Kiewit sold the vessel in 1998 to General Construction Co., which took the crane off the deck.
Grisham said that General Construction, which later became a Kiewit subsidiary, immediately sold the underlying barge to Bellevue-based Port Gardner Tug & Barge Inc.
“It’s never moved in that time frame,” Grisham said.
Four years after Kiewit sold the vessel, company officials in Vancouver began to grow concerned.
In 2003, General Construction Co. sent a letter to the U.S. Coast Guard in Portland noting that the vessel appeared to be abandoned.
“Based on our observations from the nearby highway, we are concerned that if the vessel or its mooring lines are not being properly tended, the vessel might become a hazard, given the effects of rain or other weather or river conditions,” company president Ronald H. Morford wrote in the letter dated March 11, 2003.
Morford noted that General Construction had tried without success to reach Port Gardner company officials.
Coast Guard Petty Officer Kelly Parker said a check of the agency’s records gives no indication as to how the issue was resolved.
“There’s nothing that shows … that it did cause a hazard to navigation,” Parker said.
The following year, the state Department of Natural Resources sent a letter to Port Gardner owner Mike Church noting that the vessel was illegally moored on state-owned aquatic lands. The letter gave Church one month to remove the ship, or, the letter warned, Church would be charged an unauthorized use and occupancy fee. Flint said the fee would be $170 per month.
Despite the tough talk, nothing happened.
“Obviously, the boat was still there,” The DNR’s Flint said, “so I don’t think there was much of a response.”
In April of 2009, the state Department of Ecology responded to concerns about oil leaking from the vessel.
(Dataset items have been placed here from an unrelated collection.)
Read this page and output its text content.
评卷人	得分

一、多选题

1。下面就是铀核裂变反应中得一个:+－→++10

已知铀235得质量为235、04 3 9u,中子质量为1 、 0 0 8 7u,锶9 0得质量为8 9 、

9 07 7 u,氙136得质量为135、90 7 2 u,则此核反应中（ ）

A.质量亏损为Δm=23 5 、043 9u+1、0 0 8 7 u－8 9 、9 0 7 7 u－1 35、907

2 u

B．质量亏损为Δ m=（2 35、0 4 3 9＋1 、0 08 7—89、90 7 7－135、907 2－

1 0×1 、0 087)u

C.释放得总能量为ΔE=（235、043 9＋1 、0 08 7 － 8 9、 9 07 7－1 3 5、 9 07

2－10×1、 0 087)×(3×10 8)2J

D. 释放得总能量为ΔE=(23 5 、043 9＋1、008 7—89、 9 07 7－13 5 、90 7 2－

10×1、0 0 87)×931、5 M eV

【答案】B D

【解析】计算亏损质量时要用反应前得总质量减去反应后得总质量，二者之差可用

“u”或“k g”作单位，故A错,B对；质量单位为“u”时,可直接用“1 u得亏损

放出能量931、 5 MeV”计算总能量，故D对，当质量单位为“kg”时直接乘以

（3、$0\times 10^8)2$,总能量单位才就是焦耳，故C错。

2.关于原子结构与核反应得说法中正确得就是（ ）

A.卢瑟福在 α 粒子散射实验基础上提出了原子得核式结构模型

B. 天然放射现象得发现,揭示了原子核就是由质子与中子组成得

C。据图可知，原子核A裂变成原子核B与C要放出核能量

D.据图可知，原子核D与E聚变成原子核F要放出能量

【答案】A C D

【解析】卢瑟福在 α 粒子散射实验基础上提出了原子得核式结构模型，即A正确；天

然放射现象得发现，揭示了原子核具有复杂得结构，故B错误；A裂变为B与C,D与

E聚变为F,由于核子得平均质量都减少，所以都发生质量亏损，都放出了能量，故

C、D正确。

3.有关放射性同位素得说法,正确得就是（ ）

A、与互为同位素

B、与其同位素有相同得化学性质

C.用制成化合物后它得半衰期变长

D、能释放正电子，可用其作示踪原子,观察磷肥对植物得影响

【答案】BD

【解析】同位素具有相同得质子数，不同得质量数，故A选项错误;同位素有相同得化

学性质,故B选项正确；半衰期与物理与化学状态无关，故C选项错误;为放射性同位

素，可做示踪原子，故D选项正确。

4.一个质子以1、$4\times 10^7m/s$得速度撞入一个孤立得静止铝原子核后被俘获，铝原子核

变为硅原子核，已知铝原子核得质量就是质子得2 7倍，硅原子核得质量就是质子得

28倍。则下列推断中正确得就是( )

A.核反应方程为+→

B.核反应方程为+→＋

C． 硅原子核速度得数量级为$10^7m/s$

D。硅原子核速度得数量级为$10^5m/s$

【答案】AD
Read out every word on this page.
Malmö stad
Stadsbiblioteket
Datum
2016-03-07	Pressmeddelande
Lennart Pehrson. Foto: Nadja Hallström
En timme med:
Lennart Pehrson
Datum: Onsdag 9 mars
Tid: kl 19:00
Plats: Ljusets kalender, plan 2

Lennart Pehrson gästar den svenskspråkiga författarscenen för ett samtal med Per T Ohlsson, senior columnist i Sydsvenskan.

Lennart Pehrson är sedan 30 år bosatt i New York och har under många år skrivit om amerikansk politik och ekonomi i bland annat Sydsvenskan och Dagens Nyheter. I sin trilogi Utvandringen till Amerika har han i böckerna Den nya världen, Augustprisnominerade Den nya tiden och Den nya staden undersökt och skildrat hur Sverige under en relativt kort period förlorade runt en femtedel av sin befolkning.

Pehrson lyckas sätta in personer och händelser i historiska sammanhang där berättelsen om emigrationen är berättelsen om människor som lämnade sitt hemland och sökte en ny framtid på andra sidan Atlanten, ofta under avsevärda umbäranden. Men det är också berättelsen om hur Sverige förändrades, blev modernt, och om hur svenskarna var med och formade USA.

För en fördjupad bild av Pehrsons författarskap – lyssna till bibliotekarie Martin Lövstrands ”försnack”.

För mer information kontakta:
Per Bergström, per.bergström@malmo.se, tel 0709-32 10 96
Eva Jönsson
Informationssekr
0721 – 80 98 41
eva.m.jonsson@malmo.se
The agency reported that the Coast Guard ordered the owner to remove bulk oil and other hazardous materials discovered onboard the ship.
Now taxpayers are on the hook for a $3.5 million recovery effort.
Flint, with the DNR, acknowledged the saga of the Davy Crockett illustrates how old deteriorating vessels can fall between the cracks.
“We should have some sort of process to either create stronger liability for the owners or retire these ships in some way that’s safer,” he said. “How do we make sure this doesn’t turn into a floating garbage dump?”